Dihexa is a small angiotensin IV-derived molecule discussed in peptide markets because of nootropic and neurotrophic claims. It is not a conventional short peptide protocol with a clinical-use pathway.

Brain health Neuroaging biology
Tier E
Evidence Limited
Safety High Caution
FDA status Not Approved
Last reviewed June 22, 2026 25 citations How to read these labels

What is Dihexa?

Dihexa is a small angiotensin IV-derived molecule discussed in peptide markets because of nootropic and neurotrophic claims. It is not a conventional short peptide protocol with a clinical-use pathway. [1][2][4]

The key evidence issue is credibility. A prominent HGF/c-Met mechanism paper tied to Dihexa was retracted, and the related prodrug fosgonimeton has not produced a clean disease-modifying win in Alzheimer disease development. [1][2][4]

Those facts do not prove Dihexa has no biology, but they sharply lower confidence in broad cognitive-enhancement claims. [1][2][4]

What Dihexa is investigated for

Dihexa evidence is grouped by practical use case and oral route context. Each use case separates confidence, human evidence, animal or mechanistic support, and the practical takeaway.

Cognitive enhancement

Oral

24% Limited

Cognitive enhancement remains a preclinical signal and needs retraction-aware, replication-focused framing. [1][3][7]

Human evidence

No controlled human Dihexa cognition trial is established in the cited literature. [1][3][7]

Animal / mechanistic evidence

Angiotensin IV-derived peptide work supports procognitive and synaptogenic effects, but the HGF/c-Met mechanism literature now includes formal retractions. [1][3][7]

Memory improvement

Oral

23% Limited

Memory improvement is a separate animal-model signal, not a proven human memory enhancer. [6][7][4][3]

Human evidence

No human Dihexa study establishes memory improvement. [6][7][4]

Animal / mechanistic evidence

APP/PS1 mouse work reported cognitive and memory rescue signals with PI3K/AKT pathway involvement, while earlier AngIV-analog work supports a procognitive rationale. [6][7][3]

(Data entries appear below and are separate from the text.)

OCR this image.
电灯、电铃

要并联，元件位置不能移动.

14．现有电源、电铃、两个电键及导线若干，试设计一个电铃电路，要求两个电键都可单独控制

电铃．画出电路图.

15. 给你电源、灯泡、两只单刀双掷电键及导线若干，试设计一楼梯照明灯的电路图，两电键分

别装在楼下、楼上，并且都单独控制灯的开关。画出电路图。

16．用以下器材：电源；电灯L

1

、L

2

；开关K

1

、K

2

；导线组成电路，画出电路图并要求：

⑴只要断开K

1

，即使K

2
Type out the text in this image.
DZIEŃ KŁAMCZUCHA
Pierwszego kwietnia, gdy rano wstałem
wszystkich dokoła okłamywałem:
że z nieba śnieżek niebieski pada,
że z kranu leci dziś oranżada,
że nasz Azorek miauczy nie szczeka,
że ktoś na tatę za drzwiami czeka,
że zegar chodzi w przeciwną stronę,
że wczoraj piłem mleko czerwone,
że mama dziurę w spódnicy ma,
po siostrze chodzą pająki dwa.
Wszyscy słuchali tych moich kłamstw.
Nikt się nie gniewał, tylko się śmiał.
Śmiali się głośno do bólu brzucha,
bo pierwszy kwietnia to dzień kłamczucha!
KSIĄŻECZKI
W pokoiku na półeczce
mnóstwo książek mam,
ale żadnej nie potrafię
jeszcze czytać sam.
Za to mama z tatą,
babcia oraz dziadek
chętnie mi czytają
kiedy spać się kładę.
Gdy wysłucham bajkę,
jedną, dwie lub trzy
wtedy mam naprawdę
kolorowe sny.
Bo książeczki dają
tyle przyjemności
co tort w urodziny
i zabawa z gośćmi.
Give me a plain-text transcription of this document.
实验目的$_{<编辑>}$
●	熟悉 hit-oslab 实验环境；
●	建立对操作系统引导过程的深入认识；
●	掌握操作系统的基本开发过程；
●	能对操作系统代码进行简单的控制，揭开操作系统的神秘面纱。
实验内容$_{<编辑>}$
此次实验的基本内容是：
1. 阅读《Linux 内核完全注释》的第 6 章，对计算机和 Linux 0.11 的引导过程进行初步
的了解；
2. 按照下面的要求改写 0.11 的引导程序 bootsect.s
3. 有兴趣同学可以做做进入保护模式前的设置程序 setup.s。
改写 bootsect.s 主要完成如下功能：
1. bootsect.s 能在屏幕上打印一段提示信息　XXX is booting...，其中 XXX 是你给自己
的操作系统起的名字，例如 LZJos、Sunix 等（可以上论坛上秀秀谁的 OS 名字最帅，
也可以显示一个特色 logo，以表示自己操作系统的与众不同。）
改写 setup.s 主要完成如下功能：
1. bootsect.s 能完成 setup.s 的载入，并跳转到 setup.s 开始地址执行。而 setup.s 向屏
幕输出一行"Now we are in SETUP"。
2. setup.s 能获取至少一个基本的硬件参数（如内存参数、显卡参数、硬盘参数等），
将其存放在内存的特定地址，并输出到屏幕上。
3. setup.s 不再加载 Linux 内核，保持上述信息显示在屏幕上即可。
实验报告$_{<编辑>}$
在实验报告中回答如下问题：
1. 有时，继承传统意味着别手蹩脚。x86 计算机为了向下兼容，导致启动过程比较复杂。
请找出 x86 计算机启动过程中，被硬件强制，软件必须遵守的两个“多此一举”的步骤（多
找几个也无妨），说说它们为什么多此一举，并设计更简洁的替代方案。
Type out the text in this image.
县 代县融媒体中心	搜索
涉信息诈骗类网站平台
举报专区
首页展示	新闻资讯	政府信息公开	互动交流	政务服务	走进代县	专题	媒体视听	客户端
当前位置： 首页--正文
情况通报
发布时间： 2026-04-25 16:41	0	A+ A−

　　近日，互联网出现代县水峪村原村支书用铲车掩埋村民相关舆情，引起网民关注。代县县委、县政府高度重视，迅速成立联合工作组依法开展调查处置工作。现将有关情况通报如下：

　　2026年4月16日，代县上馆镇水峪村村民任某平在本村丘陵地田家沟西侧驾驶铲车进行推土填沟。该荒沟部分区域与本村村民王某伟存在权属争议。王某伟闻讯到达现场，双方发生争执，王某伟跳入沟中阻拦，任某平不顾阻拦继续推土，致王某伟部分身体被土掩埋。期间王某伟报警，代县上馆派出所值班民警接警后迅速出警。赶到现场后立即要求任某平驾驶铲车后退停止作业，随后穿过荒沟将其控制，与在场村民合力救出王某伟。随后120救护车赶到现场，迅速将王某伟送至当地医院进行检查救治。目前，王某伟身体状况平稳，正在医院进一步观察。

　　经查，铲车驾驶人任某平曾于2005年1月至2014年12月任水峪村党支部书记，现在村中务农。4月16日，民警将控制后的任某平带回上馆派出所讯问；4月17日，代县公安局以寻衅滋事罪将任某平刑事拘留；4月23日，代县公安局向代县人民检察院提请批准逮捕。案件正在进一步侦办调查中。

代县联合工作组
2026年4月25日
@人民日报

Alzheimer and neurodegenerative cognition

Oral

22% Limited

Neurodegenerative cognition remains a preclinical development signal, not a patient-ready use. [6][5][4][9][3]

Human evidence

Related HGF/MET clinical-development literature does not establish Dihexa itself as an Alzheimer treatment. [6][5][4][9][3]

Animal / mechanistic evidence

APP/PS1 mouse data and development-stage reviews position Dihexa-like HGF/MET modulation as a neurodegeneration hypothesis rather than clinical validation. [6][5][4][9][3]

Evidence snapshot

12%

Human evidence

Insufficient

Related fosgonimeton development provides background for the pathway, but it is not direct Dihexa efficacy evidence. No controlled human Dihexa cognition trial establishes benefit. [1][2][4][5]

20%

Animal / preclinical

Limited

The proposed neurotrophic pathway remains scientifically interesting but unsettled. Retraction history lowers confidence in the preclinical base. [1][2][4][5]

28%

Mechanism support

Limited

Dihexa has been described as an angiotensin IV analog with proposed HGF/c-Met pathway effects. The proposed benefit is synapse-support biology, but translation has not been shown in humans. [1][2][4][5]

Forms & administration

Dihexa is tracked as an oral research-market compound. Dihexa capsule-style use is separate from fosgonimeton and other hepatocyte-growth-factor-pathway clinical-development drugs. [11][1][2]

Oral

Dosing & protocols

The notes below separate published trial design from commonly discussed cosmetic or compounded-use patterns. They are educational context only, not a prescription or product instruction.

Typical Range

Common oral protocols usually use 10-20 mg per day. [11][1][2]

Frequency

Common oral schedules use once-daily dosing. [11][1][2]

Timing Considerations

Morning timing is the common anchor so attention, sleep, and stimulant overlap are easier to separate. [11][1][2]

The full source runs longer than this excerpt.